Stocks fell 1 percent on Friday, extending earlier losses as a downgrade by Fitch Ratings of Spain's credit rating reignited worries about euro-zone debt issues.

Fitch cut Spain's credit rating by one notch, saying the country's economic recovery will be more muted than the government forecast due to its austerity measures.

U.S.-listed shares of Spain's Banco Santander SA fell 2.5 percent to $10.17.

It definitely spooked the market, no doubt about it, said Terry Morris, senior equity manager for National Penn Investors Trust Company in Reading, Pennsylvania.

Up until now it's been mostly Greece and the threat of Spain and Portugal and Ireland. With Fitch actually downgrading Spain, it seems as if it is no longer a hypothetical, the contagion is now real.

The Dow Jones industrial average <.DJI> dropped 141.25 points, or 1.38 percent, to 10,117.74. The Standard & Poor's 500 Index <.SPX> fell 16.17 points, or 1.47 percent, to 1,086.89. The Nasdaq Composite Index <.IXIC> lost 30.63 points, or 1.34 percent, to 2,247.05.

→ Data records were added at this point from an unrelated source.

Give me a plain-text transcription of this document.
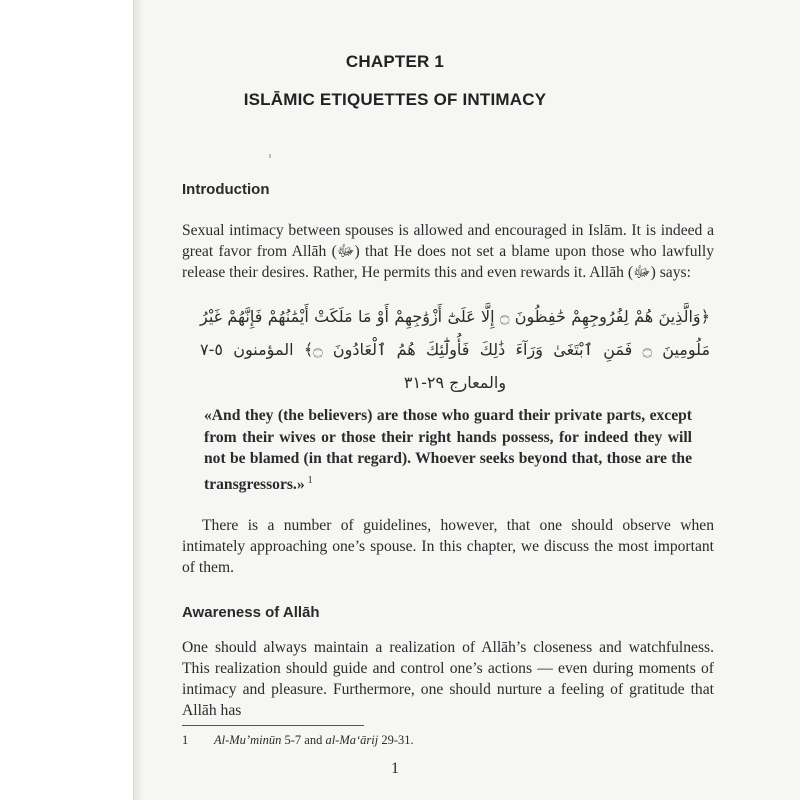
CHAPTER 1
ISLĀMIC ETIQUETTES OF INTIMACY
Introduction

Sexual intimacy between spouses is allowed and encouraged in Islām. It is indeed a great favor from Allāh (ﷻ) that He does not set a blame upon those who lawfully release their desires. Rather, He permits this and even rewards it. Allāh (ﷻ) says:

﴿وَالَّذِينَ هُمْ لِفُرُوجِهِمْ حَٰفِظُونَ ۝ إِلَّا عَلَىٰٓ أَزْوَٰجِهِمْ أَوْ مَا مَلَكَتْ أَيْمَٰنُهُمْ فَإِنَّهُمْ غَيْرُ مَلُومِينَ ۝ فَمَنِ ٱبْتَغَىٰ وَرَآءَ ذَٰلِكَ فَأُولَٰٓئِكَ هُمُ ٱلْعَادُونَ ۝﴾ المؤمنون ٥-٧ والمعارج ٢٩-٣١

«And they (the believers) are those who guard their private parts, except from their wives or those their right hands possess, for indeed they will not be blamed (in that regard). Whoever seeks beyond that, those are the transgressors.» $^1$

There is a number of guidelines, however, that one should observe when intimately approaching one’s spouse. In this chapter, we discuss the most important of them.

Awareness of Allāh

One should always maintain a realization of Allāh’s closeness and watchfulness. This realization should guide and control one’s actions — even during moments of intimacy and pleasure. Furthermore, one should nurture a feeling of gratitude that Allāh has

1 Al-Mu’minūn 5-7 and al-Ma‘ārij 29-31.
1
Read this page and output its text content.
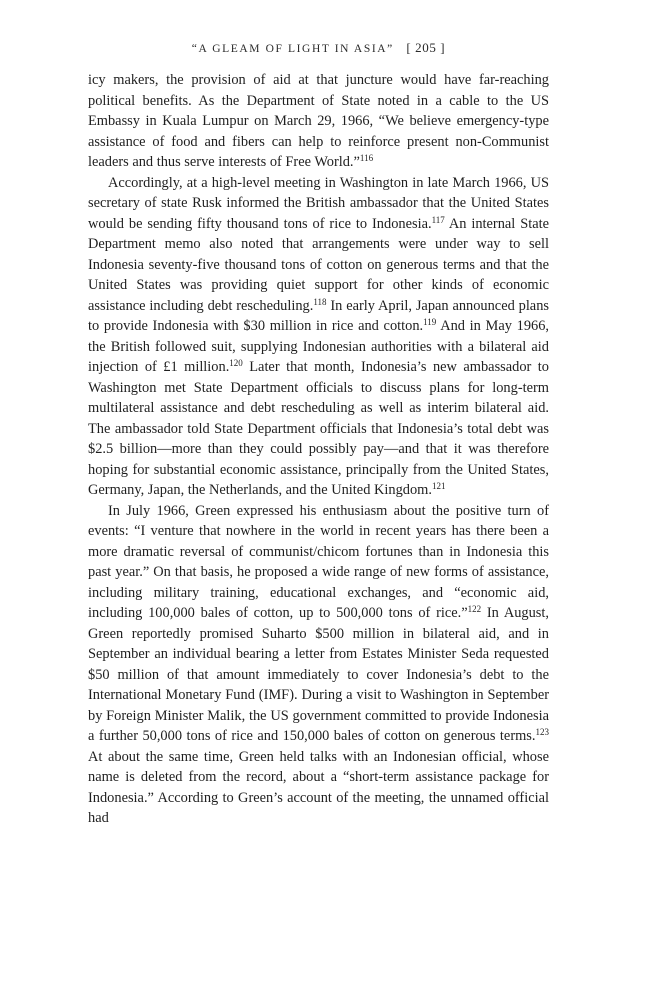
“A GLEAM OF LIGHT IN ASIA” [ 205 ]

icy makers, the provision of aid at that juncture would have far-reaching political benefits. As the Department of State noted in a cable to the US Embassy in Kuala Lumpur on March 29, 1966, “We believe emergency-type assistance of food and fibers can help to reinforce present non-Communist leaders and thus serve interests of Free World.”$^{116}$

Accordingly, at a high-level meeting in Washington in late March 1966, US secretary of state Rusk informed the British ambassador that the United States would be sending fifty thousand tons of rice to Indonesia.$^{117}$ An internal State Department memo also noted that arrangements were under way to sell Indonesia seventy-five thousand tons of cotton on generous terms and that the United States was providing quiet support for other kinds of economic assistance including debt rescheduling.$^{118}$ In early April, Japan announced plans to provide Indonesia with $30 million in rice and cotton.$^{119}$ And in May 1966, the British followed suit, supplying Indonesian authorities with a bilateral aid injection of £1 million.$^{120}$ Later that month, Indonesia’s new ambassador to Washington met State Department officials to discuss plans for long-term multilateral assistance and debt rescheduling as well as interim bilateral aid. The ambassador told State Department officials that Indonesia’s total debt was $2.5 billion—more than they could possibly pay—and that it was therefore hoping for substantial economic assistance, principally from the United States, Germany, Japan, the Netherlands, and the United Kingdom.$^{121}$

In July 1966, Green expressed his enthusiasm about the positive turn of events: “I venture that nowhere in the world in recent years has there been a more dramatic reversal of communist/chicom fortunes than in Indonesia this past year.” On that basis, he proposed a wide range of new forms of assistance, including military training, educational exchanges, and “economic aid, including 100,000 bales of cotton, up to 500,000 tons of rice.”$^{122}$ In August, Green reportedly promised Suharto $500 million in bilateral aid, and in September an individual bearing a letter from Estates Minister Seda requested $50 million of that amount immediately to cover Indonesia’s debt to the International Monetary Fund (IMF). During a visit to Washington in September by Foreign Minister Malik, the US government committed to provide Indonesia a further 50,000 tons of rice and 150,000 bales of cotton on generous terms.$^{123}$ At about the same time, Green held talks with an Indonesian official, whose name is deleted from the record, about a “short-term assistance package for Indonesia.” According to Green’s account of the meeting, the unnamed official had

The downgrade pushed Wall St further into the red, as stocks had fallen earlier after data showed consumer spending was unexpectedly flat last month and growth of U.S. Midwest business activity slowed more than expected.

Data from the Commerce Department showed April was the first month since September that consumer spending did not increase, but the largest gain in real disposable income in nearly a year gave hope that spending will resume in coming months.

A separate report showed business activity in the Midwest grew less than expected in May after scaling a five-year high in April. An employment gauge in the Institute for Supply Management-Chicago's survey slipped.

Investors also took advantage of the opportunity to book gains heading into a long holiday weekend and after Wall Street's rally in the previous session. May is on track to be the worst month for stocks since February 2009 after hitting an 18-month high in late April as investors fretted over a debt crisis in Europe and its implications for global growth.

U.S. markets will be closed on Monday for the Memorial Day holiday.

Energy shares ranked among the biggest losers on Friday, a day after the S&P energy index <.GSPE> racked up its largest gain in 14 months. The S&P energy index was down 2.4 percent. Halliburton tumbled 8.1 percent to $24.80 and Schlumberger fell 6.5 percent to $55.93.

The U.S.-listed shares of BP Plc shed 5.7 percent to $42.79 after the company's chief executive officer said some progress had been made in its bid to plug the leaking Gulf of Mexico oil well, though it could still take 48 hours to conclude whether it has been fully successful.

Apple Inc was among the few bright spots, rising 0.5 percent at $254.75 after the iPad tablet computer debuted outside the United States and Bank of America-Merrill Lynch raised its price target on the stock by $25 to $325.

The Thomson Reuters/University of Michigan Surveys of Consumers showed consumer sentiment rose a bit in May from April but was roughly unchanged from levels since February, while the one-year inflation expectations index also climbed to its highest since October 2008.